Growing at a rapid pace in 2020, telehealth has quickly expanded to serve a range of patient populations. For cardiovascular patients especially, telehealth can be used to manage symptoms, improve patient engagement, and ensure continuous connection between the patient and their clinician(s).
Now that the initial wave of COVID-19 infections has passed, health systems are expecting a continuing surge in appointments for patients with cardiovascular conditions. Because of COVID-19, treatments were delayed, and appointments cancelled. Patients were not receiving their usual cardiological care.
Many health systems across the country adopted telehealth early on to help manage these patients; others have yet to do so. To stay ahead of exacerbations and life-altering symptoms healthcare providers need to make a shift toward wide adoption of telehealth and RPM to ensure their patients receive quality care at home. For cardiology patients, telecardiology, i.e. cardiology focused telehealth care, could be the answer.
Source: Keck Medicine of USC
How Patients with Heart Conditions Benefit from Telehealth
Spanning all ages, from pediatric to geriatric patients, individuals with heart conditions such as hyperlipidemia, syncope, acute cardiovascular disease (CVD), congestive heart failure, cardiac arrest, and arrhythmia, are seeing the benefits of telecardiology now more than ever. It helps to remove the barrier of transportation to and from appointments or rehabilitation, while also increasing patient engagement.
With video and voice calling clinicians can in real-time monitor heart rhythm, breathing patterns, blood pressure, edema, and more. They can make necessary adjustments to a patient’s medication, exercise or diet routine and encourage control and confidence in their health. Catching symptoms or vital changes early can help avoid exacerbations and save a life.
Overcoming Challenges with Cardiology Patients
While widely used across the country, telehealth and telecardiology is especially beneficial for patients in rural areas who are hours away from their nearest clinician. As rural area health systems continue to experience closures, some clinicians have partnered with larger systems and hospitals to treat patients. This allows patients to remain in their nearest hospital instead of traveling hours away. Integrated health systems with doctors and hospital teams are coming together to offer patients the cardiology care they need at home.
Figure 1. Applications, advantages, considerations for implementation and current challenges of telehealth in cardiovascular disease prevention. Source: American College of Cardiology
Reimbursement challenges continue to present themselves throughout the healthcare system. Changes in healthcare regulations and reimbursement have greatly impacted telehealth during the COVID-19 pandemic. The Centers of Medicare and Medicaid Services (CMS) and many larger payers have expanded reimbursement for telehealth. For example, according to American College of Cardiology, telephone only visits, which have previously not been covered, are now reimbursable during the public health emergency.

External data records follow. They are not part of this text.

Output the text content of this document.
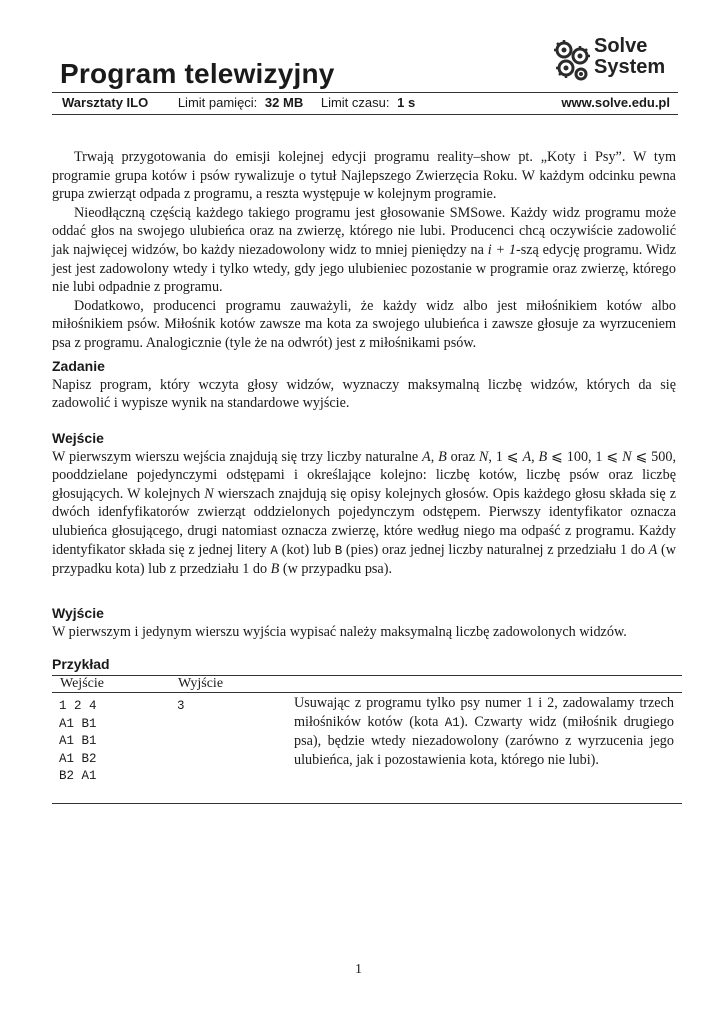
Program telewizyjny
Solve
System
Warsztaty ILO Limit pamięci: 32 MB Limit czasu: 1 s	www.solve.edu.pl

Trwają przygotowania do emisji kolejnej edycji programu reality–show pt. „Koty i Psy”. W tym programie grupa kotów i psów rywalizuje o tytuł Najlepszego Zwierzęcia Roku. W każdym odcinku pewna grupa zwierząt odpada z programu, a reszta występuje w kolejnym programie.

Nieodłączną częścią każdego takiego programu jest głosowanie SMSowe. Każdy widz programu może oddać głos na swojego ulubieńca oraz na zwierzę, którego nie lubi. Producenci chcą oczywiście zadowolić jak najwięcej widzów, bo każdy niezadowolony widz to mniej pieniędzy na i + 1-szą edycję programu. Widz jest jest zadowolony wtedy i tylko wtedy, gdy jego ulubieniec pozostanie w programie oraz zwierzę, którego nie lubi odpadnie z programu.

Dodatkowo, producenci programu zauważyli, że każdy widz albo jest miłośnikiem kotów albo miłośnikiem psów. Miłośnik kotów zawsze ma kota za swojego ulubieńca i zawsze głosuje za wyrzuceniem psa z programu. Analogicznie (tyle że na odwrót) jest z miłośnikami psów.

Zadanie

Napisz program, który wczyta głosy widzów, wyznaczy maksymalną liczbę widzów, których da się zadowolić i wypisze wynik na standardowe wyjście.

Wejście

W pierwszym wierszu wejścia znajdują się trzy liczby naturalne A, B oraz N, 1 ⩽ A, B ⩽ 100, 1 ⩽ N ⩽ 500, pooddzielane pojedynczymi odstępami i określające kolejno: liczbę kotów, liczbę psów oraz liczbę głosujących. W kolejnych N wierszach znajdują się opisy kolejnych głosów. Opis każdego głosu składa się z dwóch idenfyfikatorów zwierząt oddzielonych pojedynczym odstępem. Pierwszy identyfikator oznacza ulubieńca głosującego, drugi natomiast oznacza zwierzę, które według niego ma odpaść z programu. Każdy identyfikator składa się z jednej litery A (kot) lub B (pies) oraz jednej liczby naturalnej z przedziału 1 do A (w przypadku kota) lub z przedziału 1 do B (w przypadku psa).

Wyjście

W pierwszym i jedynym wierszu wyjścia wypisać należy maksymalną liczbę zadowolonych widzów.

Przykład
Wejście	Wyjście
1 2 4
A1 B1
A1 B1
A1 B2
B2 A1
3	Usuwając z programu tylko psy numer 1 i 2, zadowalamy trzech miłośników kotów (kota A1). Czwarty widz (miłośnik drugiego psa), będzie wtedy niezadowolony (zarówno z wyrzucenia jego ulubieńca, jak i pozostawienia kota, którego nie lubi).
1
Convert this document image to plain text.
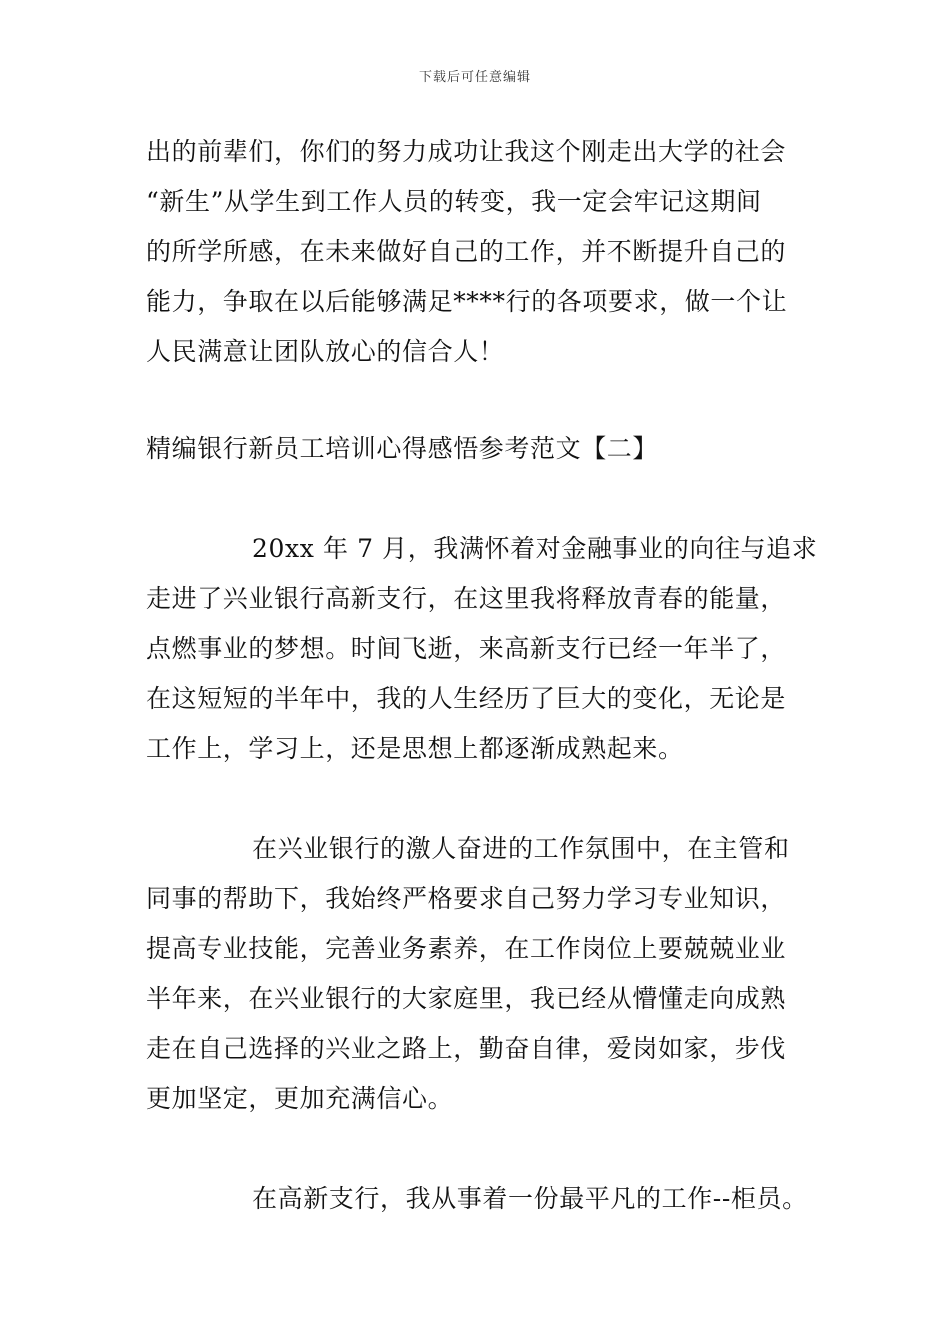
下载后可任意编辑
出的前辈们，你们的努力成功让我这个刚走出大学的社会
“新生”从学生到工作人员的转变，我一定会牢记这期间
的所学所感，在未来做好自己的工作，并不断提升自己的
能力，争取在以后能够满足****行的各项要求，做一个让
人民满意让团队放心的信合人！
精编银行新员工培训心得感悟参考范文【二】
20xx 年 7 月，我满怀着对金融事业的向往与追求
走进了兴业银行高新支行，在这里我将释放青春的能量，
点燃事业的梦想。时间飞逝，来高新支行已经一年半了，
在这短短的半年中，我的人生经历了巨大的变化，无论是
工作上，学习上，还是思想上都逐渐成熟起来。
在兴业银行的激人奋进的工作氛围中，在主管和
同事的帮助下，我始终严格要求自己努力学习专业知识，
提高专业技能，完善业务素养，在工作岗位上要兢兢业业
半年来，在兴业银行的大家庭里，我已经从懵懂走向成熟
走在自己选择的兴业之路上，勤奋自律，爱岗如家，步伐
更加坚定，更加充满信心。
在高新支行，我从事着一份最平凡的工作--柜员。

Clinicians can now offer a wider range of services without worrying about reimbursement costs or the cost to patients.
Paving the Way
Telehealth utilization continues to grow across the country as telehealth programs become more widely available, and as providers start to realize both the efficacy of the service, but also their patients’ desire to receive care at home. For cardiology patients especially, telehealth is an important tool. It helps them manage their condition from home and avoid the requirement of traveling to the clinic for an in-person visit. Keeping on top of vitals and abreast of symptom changes is essential for cardiac patients - telehealth helps them achieve these goals and ultimately avoid symptom exacerbations and unnecessary ED visits.